Supported by a generous donation from the Andrew W. Mellon Foundation, Friday Harbor Laboratories extends an invitation to all faculty who can provide or support diversity on our campus. We seek candidates for 2- or 3-month temporary faculty appointments at Friday Harbor Laboratories in spring, summer, or autumn quarters. Scientists from any life science discipline are encouraged to apply. There are two ways in which a temporary faculty appointment can be structured:

a. Two-month appointment in support of summer research interns in our summer REU program, with a simultaneous opportunity to conduct independent research at Friday Harbor Laboratories. Please contact FHL Administrator Scott Schwinge (schwinge@uw.edu) if you'd like to apply.

b. Three-month appointment to lead a team of research apprentices during spring or autumn quarter. A research team consists of 2 grad students, 5-8 undergraduates in a combined research effort in any science, engineering, policy or other field that can be supported at the Friday Harbor Laboratories in either Spring (late March to early June) or Autumn quarter (late September to early December).

Funding will provide for your salary, all student participants, and FHL support staff to your team, vessel time, as well as a research budget. Applicants (faculty and students) may be from any university, worldwide. Indeed, diversity and innovation in these proposals are eagerly sought.

These research apprenticeship teams have been described by participants as the single most valuable transformational experience in their university lives. Recently, the program was awarded the 2002 Brotman Prize as an innovative program with major impact upon education.
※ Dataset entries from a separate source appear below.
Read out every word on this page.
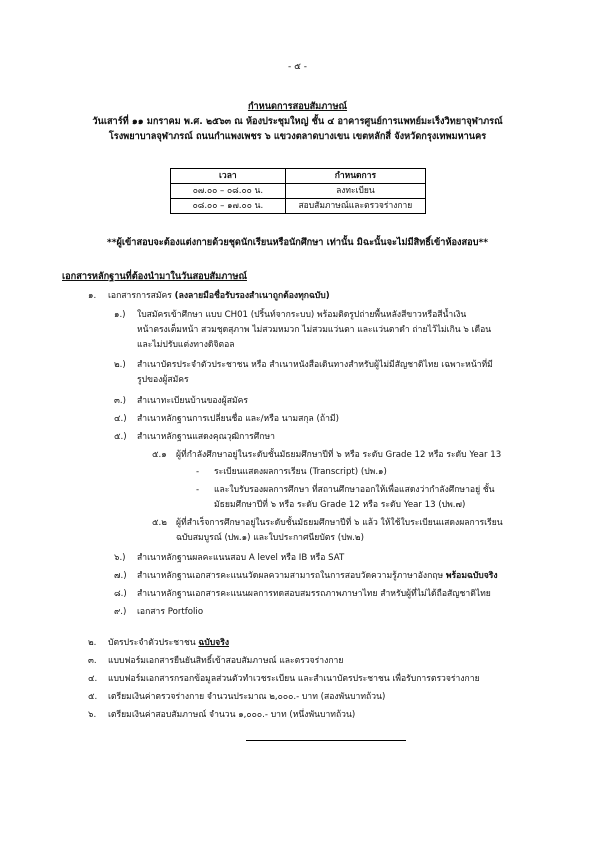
- ๕ -
กำหนดการสอบสัมภาษณ์
วันเสาร์ที่ ๑๑ มกราคม พ.ศ. ๒๕๖๓ ณ ห้องประชุมใหญ่ ชั้น ๔ อาคารศูนย์การแพทย์มะเร็งวิทยาจุฬาภรณ์
โรงพยาบาลจุฬาภรณ์ ถนนกำแพงเพชร ๖ แขวงตลาดบางเขน เขตหลักสี่ จังหวัดกรุงเทพมหานคร
เวลา	กำหนดการ
๐๗.๐๐ – ๐๘.๐๐ น.	ลงทะเบียน
๐๘.๐๐ – ๑๗.๐๐ น.	สอบสัมภาษณ์และตรวจร่างกาย
**ผู้เข้าสอบจะต้องแต่งกายด้วยชุดนักเรียนหรือนักศึกษา เท่านั้น มิฉะนั้นจะไม่มีสิทธิ์เข้าห้องสอบ**
เอกสารหลักฐานที่ต้องนำมาในวันสอบสัมภาษณ์
๑. เอกสารการสมัคร (ลงลายมือชื่อรับรองสำเนาถูกต้องทุกฉบับ)
๑.) ใบสมัครเข้าศึกษา แบบ CH01 (ปริ้นท์จากระบบ) พร้อมติดรูปถ่ายพื้นหลังสีขาวหรือสีน้ำเงิน
หน้าตรงเต็มหน้า สวมชุดสุภาพ ไม่สวมหมวก ไม่สวมแว่นตา และแว่นตาดำ ถ่ายไว้ไม่เกิน ๖ เดือน
และไม่ปรับแต่งทางดิจิตอล
๒.) สำเนาบัตรประจำตัวประชาชน หรือ สำเนาหนังสือเดินทางสำหรับผู้ไม่มีสัญชาติไทย เฉพาะหน้าที่มี
รูปของผู้สมัคร
๓.) สำเนาทะเบียนบ้านของผู้สมัคร
๔.) สำเนาหลักฐานการเปลี่ยนชื่อ และ/หรือ นามสกุล (ถ้ามี)
๕.) สำเนาหลักฐานแสดงคุณวุฒิการศึกษา
๕.๑ ผู้ที่กำลังศึกษาอยู่ในระดับชั้นมัธยมศึกษาปีที่ ๖ หรือ ระดับ Grade 12 หรือ ระดับ Year 13
- ระเบียนแสดงผลการเรียน (Transcript) (ปพ.๑)
- และใบรับรองผลการศึกษา ที่สถานศึกษาออกให้เพื่อแสดงว่ากำลังศึกษาอยู่ ชั้น
มัธยมศึกษาปีที่ ๖ หรือ ระดับ Grade 12 หรือ ระดับ Year 13 (ปพ.๗)
๕.๒ ผู้ที่สำเร็จการศึกษาอยู่ในระดับชั้นมัธยมศึกษาปีที่ ๖ แล้ว ให้ใช้ใบระเบียนแสดงผลการเรียน
ฉบับสมบูรณ์ (ปพ.๑) และใบประกาศนียบัตร (ปพ.๒)
๖.) สำเนาหลักฐานผลคะแนนสอบ A level หรือ IB หรือ SAT
๗.) สำเนาหลักฐานเอกสารคะแนนวัดผลความสามารถในการสอบวัดความรู้ภาษาอังกฤษ พร้อมฉบับจริง
๘.) สำเนาหลักฐานเอกสารคะแนนผลการทดสอบสมรรถภาพภาษาไทย สำหรับผู้ที่ไม่ได้ถือสัญชาติไทย
๙.) เอกสาร Portfolio
๒. บัตรประจำตัวประชาชน ฉบับจริง
๓. แบบฟอร์มเอกสารยืนยันสิทธิ์เข้าสอบสัมภาษณ์ และตรวจร่างกาย
๔. แบบฟอร์มเอกสารกรอกข้อมูลส่วนตัวทำเวชระเบียน และสำเนาบัตรประชาชน เพื่อรับการตรวจร่างกาย
๕. เตรียมเงินค่าตรวจร่างกาย จำนวนประมาณ ๒,๐๐๐.- บาท (สองพันบาทถ้วน)
๖. เตรียมเงินค่าสอบสัมภาษณ์ จำนวน ๑,๐๐๐.- บาท (หนึ่งพันบาทถ้วน)
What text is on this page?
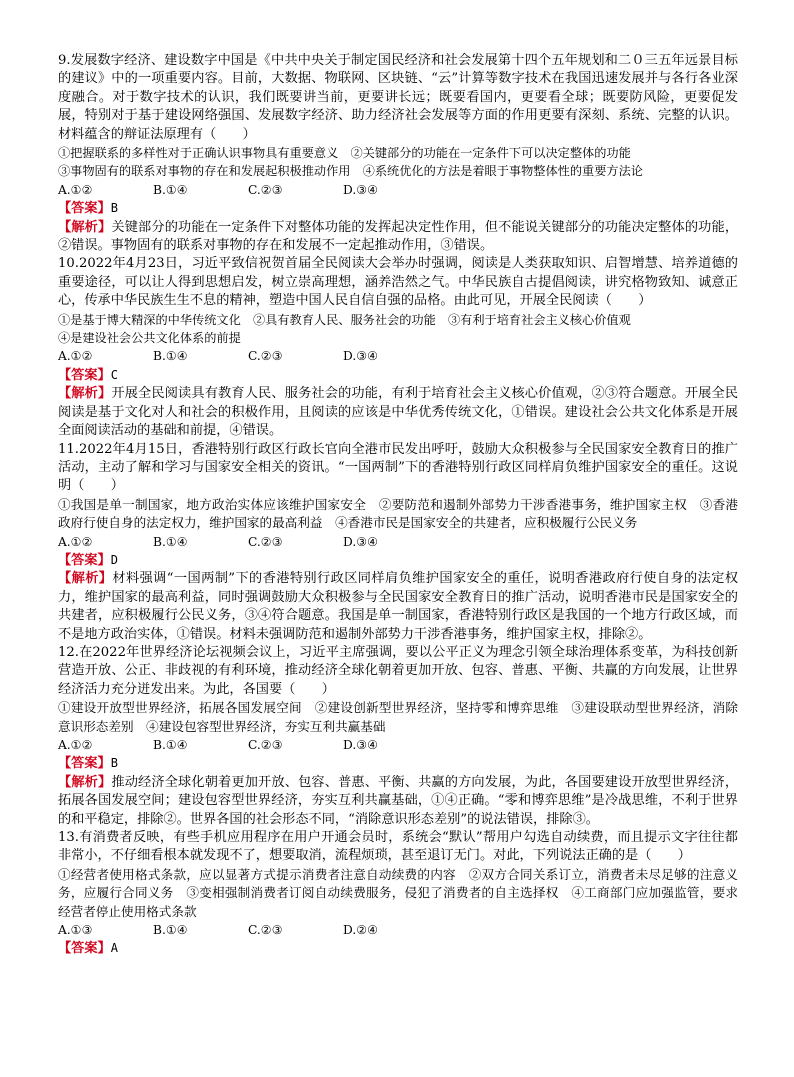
9.发展数字经济、建设数字中国是《中共中央关于制定国民经济和社会发展第十四个五年规划和二０三五年远景目标的建议》中的一项重要内容。目前，大数据、物联网、区块链、“云”计算等数字技术在我国迅速发展并与各行各业深度融合。对于数字技术的认识，我们既要讲当前，更要讲长远；既要看国内，更要看全球；既要防风险，更要促发展，特别对于基于建设网络强国、发展数字经济、助力经济社会发展等方面的作用更要有深刻、系统、完整的认识。材料蕴含的辩证法原理有（　　）

①把握联系的多样性对于正确认识事物具有重要意义　②关键部分的功能在一定条件下可以决定整体的功能

③事物固有的联系对事物的存在和发展起积极推动作用　④系统优化的方法是着眼于事物整体性的重要方法论

A.①②	B.①④	C.②③	D.③④

【答案】B

【解析】关键部分的功能在一定条件下对整体功能的发挥起决定性作用，但不能说关键部分的功能决定整体的功能，②错误。事物固有的联系对事物的存在和发展不一定起推动作用，③错误。

10.2022年4月23日，习近平致信祝贺首届全民阅读大会举办时强调，阅读是人类获取知识、启智增慧、培养道德的重要途径，可以让人得到思想启发，树立崇高理想，涵养浩然之气。中华民族自古提倡阅读，讲究格物致知、诚意正心，传承中华民族生生不息的精神，塑造中国人民自信自强的品格。由此可见，开展全民阅读（　　）

①是基于博大精深的中华传统文化　②具有教育人民、服务社会的功能　③有利于培育社会主义核心价值观

④是建设社会公共文化体系的前提

A.①②	B.①④	C.②③	D.③④

【答案】C

【解析】开展全民阅读具有教育人民、服务社会的功能，有利于培育社会主义核心价值观，②③符合题意。开展全民阅读是基于文化对人和社会的积极作用，且阅读的应该是中华优秀传统文化，①错误。建设社会公共文化体系是开展全面阅读活动的基础和前提，④错误。

11.2022年4月15日，香港特别行政区行政长官向全港市民发出呼吁，鼓励大众积极参与全民国家安全教育日的推广活动，主动了解和学习与国家安全相关的资讯。“一国两制”下的香港特别行政区同样肩负维护国家安全的重任。这说明（　　）

①我国是单一制国家，地方政治实体应该维护国家安全　②要防范和遏制外部势力干涉香港事务，维护国家主权　③香港政府行使自身的法定权力，维护国家的最高利益　④香港市民是国家安全的共建者，应积极履行公民义务

A.①②	B.①④	C.②③	D.③④

【答案】D

【解析】材料强调“一国两制”下的香港特别行政区同样肩负维护国家安全的重任，说明香港政府行使自身的法定权力，维护国家的最高利益，同时强调鼓励大众积极参与全民国家安全教育日的推广活动，说明香港市民是国家安全的共建者，应积极履行公民义务，③④符合题意。我国是单一制国家，香港特别行政区是我国的一个地方行政区域，而不是地方政治实体，①错误。材料未强调防范和遏制外部势力干涉香港事务，维护国家主权，排除②。

12.在2022年世界经济论坛视频会议上，习近平主席强调，要以公平正义为理念引领全球治理体系变革，为科技创新营造开放、公正、非歧视的有利环境，推动经济全球化朝着更加开放、包容、普惠、平衡、共赢的方向发展，让世界经济活力充分迸发出来。为此，各国要（　　）

①建设开放型世界经济，拓展各国发展空间　②建设创新型世界经济，坚持零和博弈思维　③建设联动型世界经济，消除意识形态差别　④建设包容型世界经济，夯实互利共赢基础

A.①②	B.①④	C.②③	D.③④

【答案】B

【解析】推动经济全球化朝着更加开放、包容、普惠、平衡、共赢的方向发展，为此，各国要建设开放型世界经济，拓展各国发展空间；建设包容型世界经济，夯实互利共赢基础，①④正确。“零和博弈思维”是冷战思维，不利于世界的和平稳定，排除②。世界各国的社会形态不同，“消除意识形态差别”的说法错误，排除③。

13.有消费者反映，有些手机应用程序在用户开通会员时，系统会“默认”帮用户勾选自动续费，而且提示文字往往都非常小，不仔细看根本就发现不了，想要取消，流程烦琐，甚至退订无门。对此，下列说法正确的是（　　）

①经营者使用格式条款，应以显著方式提示消费者注意自动续费的内容　②双方合同关系订立，消费者未尽足够的注意义务，应履行合同义务　③变相强制消费者订阅自动续费服务，侵犯了消费者的自主选择权　④工商部门应加强监管，要求经营者停止使用格式条款

A.①③	B.①④	C.②③	D.②④

【答案】A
For earlier reactions, see the PI and Northwest Science and Technology [pdf 279K] articles on our Press Coverage page. These are illustrated news stories in a national newspaper and a science/technology magazine, respectively, describing public and student reaction to this new program.
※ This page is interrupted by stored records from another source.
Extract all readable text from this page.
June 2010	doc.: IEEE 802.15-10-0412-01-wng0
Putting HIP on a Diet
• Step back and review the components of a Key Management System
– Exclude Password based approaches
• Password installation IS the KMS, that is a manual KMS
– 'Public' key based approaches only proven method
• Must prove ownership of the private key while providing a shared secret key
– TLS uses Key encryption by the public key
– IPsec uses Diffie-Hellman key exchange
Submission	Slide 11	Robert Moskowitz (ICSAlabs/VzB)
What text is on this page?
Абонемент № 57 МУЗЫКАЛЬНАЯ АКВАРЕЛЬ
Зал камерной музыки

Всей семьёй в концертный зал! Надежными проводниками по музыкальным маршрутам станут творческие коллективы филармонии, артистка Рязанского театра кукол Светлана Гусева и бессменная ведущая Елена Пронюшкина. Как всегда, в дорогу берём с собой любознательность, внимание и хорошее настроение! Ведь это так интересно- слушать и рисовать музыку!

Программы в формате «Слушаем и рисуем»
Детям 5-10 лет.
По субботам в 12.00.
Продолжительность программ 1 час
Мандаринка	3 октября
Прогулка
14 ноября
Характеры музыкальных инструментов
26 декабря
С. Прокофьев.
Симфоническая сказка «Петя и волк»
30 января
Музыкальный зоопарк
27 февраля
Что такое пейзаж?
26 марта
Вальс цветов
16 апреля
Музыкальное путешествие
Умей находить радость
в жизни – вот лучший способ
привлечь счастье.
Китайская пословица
Faculty concur that it is a lot of work and is extremely rewarding. We would urge you to contact any faculty person involved previously in the previous Research Apprenticeship for their reactions. FHL Director Emeritus Dennis Willows led a team of apprentices in 2000, and he reports this is a splendid way to accomplish research, to generate new ideas, and to involve students in your research enterprise in a substantive, meaningful way.

Refer to previous and current Research Apprenticeship programs for descriptions of projects that could serve as a model for your proposal. If you are interested, please send a 1 page proposal by April 30 of each year. A diverse national selection committee will review applications and announce teams by May 15.

To apply, please copy the application text (below) into an e-mail and send it to FHL Administrator Scott Schwinge (schwinge@uw.edu). Text copies can be sent to:

Scott Schwinge
Friday Harbor Laboratories
620 University Rd.
Friday Harbor, WA. 98250
Fax: 206-543-1273

Application:

(copy and paste the following text into an email or text document, with your answers, and send to Scott Schwinge)

Application for an Andrew W. Mellon Foundation Faculty Position

Your name, address, e-mail:

Any special constraints? Lead time, season, year, outside funding, etc.

Course name, and substantive description (a paragraph is plenty at this stage).

Please indicate for the benefit of people who don't know your field, why this course is important now, and should be offered at UW-FHL, rather than in UW-Seattle (or e.g., Denver). If you are UW faculty or staff, what does your Chair/Faculty think about this idea?

Who ought to teach it?

How many students would be registered?.

How will the course use FHL facilities in the following categories?

Diverse organisms:

Wet labs:

Research Vessel:

Dock/boats:

SCUBA:

FHL analytical gear:

Other:

 

The FHL Academic Advisory Committee that reviews this will be looking for indications that the course is fundamental and important to the education of students who are likely to become professional leaders in marine science nationally. Also, truly innovative courses, i.e., those likely to put together people and ideas that yield fresh thinking and understanding across disciplines are eagerly sought out. Because of the demand for FHL facilities, courses (even very important ones) that can be taught equally well or better elsewhere, are likely to receive a lower priority.